The Table Stakes Initiative seeks to help media organizations identify and overcome challenges to succeed in the changing landscape of journalism and focuses on change management, audience growth, and digital revenue strategies. The Charlottesville Tomorrow team worked with Table Stakes coach Lizzy Hazeltine, Fund Coordinator for the North Carolina Local News Fund, as well as Fran Scarlett, Institute for Nonprofit News Chief Knowledge Officer, Charlie Baum, project consultant, and Tim Griggs, advisor and former publisher and chief operating officer of the Texas Tribune, to identify organizational opportunities through audience- and revenue-centered performance challenges.

“There’s no way we would have doubled our audience in the past year or grown our reader-supported revenue by 40% without Table Stakes,” said Charlottesville Tomorrow Executive Director Giles Morris. “The coaching and the framework helped us take big goals and ideas and turn them into concrete processes that helped us meet the moment.”

The challenge-centric and performance-driven change methods used in the Table Stakes program are modeled after the Knight-Lenfest Newsroom Initiative, an organizational change methodology designed to drive digital transformation in news organizations across the country. The Maynard Institute’s Fault Lines framework for creating equitable news organizations was also central to the cohort’s experience.

“Ignoring communities of color essentially is baked into journalism. We constantly see outlets nationwide try to address it without properly equipping their newsrooms or having any real engagement,” News Editor Elliott Robinson said. “There’s a lot of work to do to get this right, and we’re up for it.”

Charlottesville Tomorrow was one among a group of 13 media organizations to graduate after a full year of participation in the program that included large legacy papers like Atlanta Journal Constitution and small, innovative independents like QCity Metro.

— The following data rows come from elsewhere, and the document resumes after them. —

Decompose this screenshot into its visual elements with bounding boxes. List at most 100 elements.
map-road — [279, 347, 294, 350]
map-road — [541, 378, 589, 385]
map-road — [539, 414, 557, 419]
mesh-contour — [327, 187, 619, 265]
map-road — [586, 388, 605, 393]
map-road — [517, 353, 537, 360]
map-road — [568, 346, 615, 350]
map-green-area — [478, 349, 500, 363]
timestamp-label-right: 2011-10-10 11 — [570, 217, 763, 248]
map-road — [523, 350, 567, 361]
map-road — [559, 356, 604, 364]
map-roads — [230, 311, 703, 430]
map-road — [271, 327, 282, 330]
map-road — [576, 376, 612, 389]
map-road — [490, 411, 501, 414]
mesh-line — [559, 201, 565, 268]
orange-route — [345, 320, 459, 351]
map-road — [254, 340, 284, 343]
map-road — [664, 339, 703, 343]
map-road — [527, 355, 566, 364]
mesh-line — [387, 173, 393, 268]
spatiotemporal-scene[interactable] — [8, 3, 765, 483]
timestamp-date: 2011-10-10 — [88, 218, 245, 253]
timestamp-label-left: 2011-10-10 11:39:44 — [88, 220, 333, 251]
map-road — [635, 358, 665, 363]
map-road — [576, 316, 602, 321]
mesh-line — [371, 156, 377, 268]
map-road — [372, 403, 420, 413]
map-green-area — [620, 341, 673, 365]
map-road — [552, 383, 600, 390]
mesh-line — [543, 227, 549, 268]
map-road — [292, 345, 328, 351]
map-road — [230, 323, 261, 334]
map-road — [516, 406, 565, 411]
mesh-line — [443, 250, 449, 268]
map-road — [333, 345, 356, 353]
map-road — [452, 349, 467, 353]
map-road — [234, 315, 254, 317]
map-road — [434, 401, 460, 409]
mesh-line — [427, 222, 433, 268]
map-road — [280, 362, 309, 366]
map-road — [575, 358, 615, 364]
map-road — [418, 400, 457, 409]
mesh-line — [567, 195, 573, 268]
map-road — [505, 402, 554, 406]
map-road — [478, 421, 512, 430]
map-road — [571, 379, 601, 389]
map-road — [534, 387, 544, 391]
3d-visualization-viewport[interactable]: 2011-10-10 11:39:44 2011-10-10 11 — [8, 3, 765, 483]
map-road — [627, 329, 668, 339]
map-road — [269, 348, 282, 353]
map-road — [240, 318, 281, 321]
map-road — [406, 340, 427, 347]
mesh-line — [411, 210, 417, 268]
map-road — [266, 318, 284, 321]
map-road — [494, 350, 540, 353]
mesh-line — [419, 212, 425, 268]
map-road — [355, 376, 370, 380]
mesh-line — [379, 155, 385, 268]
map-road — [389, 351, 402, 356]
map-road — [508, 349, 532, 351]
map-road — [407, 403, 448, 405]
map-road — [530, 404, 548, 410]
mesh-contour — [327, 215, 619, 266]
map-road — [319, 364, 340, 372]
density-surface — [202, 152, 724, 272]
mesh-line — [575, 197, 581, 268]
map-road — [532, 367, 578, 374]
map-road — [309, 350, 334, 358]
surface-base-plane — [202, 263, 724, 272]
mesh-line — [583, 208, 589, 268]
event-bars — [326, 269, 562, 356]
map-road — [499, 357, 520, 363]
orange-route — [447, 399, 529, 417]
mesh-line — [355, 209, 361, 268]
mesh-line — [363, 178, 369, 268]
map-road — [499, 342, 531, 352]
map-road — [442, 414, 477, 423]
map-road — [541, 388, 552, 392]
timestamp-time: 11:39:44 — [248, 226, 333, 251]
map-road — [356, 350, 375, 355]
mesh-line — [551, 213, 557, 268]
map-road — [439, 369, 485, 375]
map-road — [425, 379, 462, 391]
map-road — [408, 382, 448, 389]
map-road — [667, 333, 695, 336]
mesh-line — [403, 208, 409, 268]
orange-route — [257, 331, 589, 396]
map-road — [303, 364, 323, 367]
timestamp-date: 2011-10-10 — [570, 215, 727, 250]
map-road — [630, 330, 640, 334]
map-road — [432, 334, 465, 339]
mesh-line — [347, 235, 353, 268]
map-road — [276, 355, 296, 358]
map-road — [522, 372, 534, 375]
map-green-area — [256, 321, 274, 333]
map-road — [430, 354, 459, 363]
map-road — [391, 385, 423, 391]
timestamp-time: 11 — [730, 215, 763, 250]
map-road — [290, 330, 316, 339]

About UNC Center for Innovation and Sustainability in Local Media
The UNC Center for Innovation and Sustainability in Local Media exists to support established and emerging local news organizations through applied research on economic sustainability and entrepreneurship as well as innovative news and digital product solutions. The Center is funded by grants from the John S. and James L. Knight Foundation and UNC’s Office of the Executive Vice Chancellor & Provost.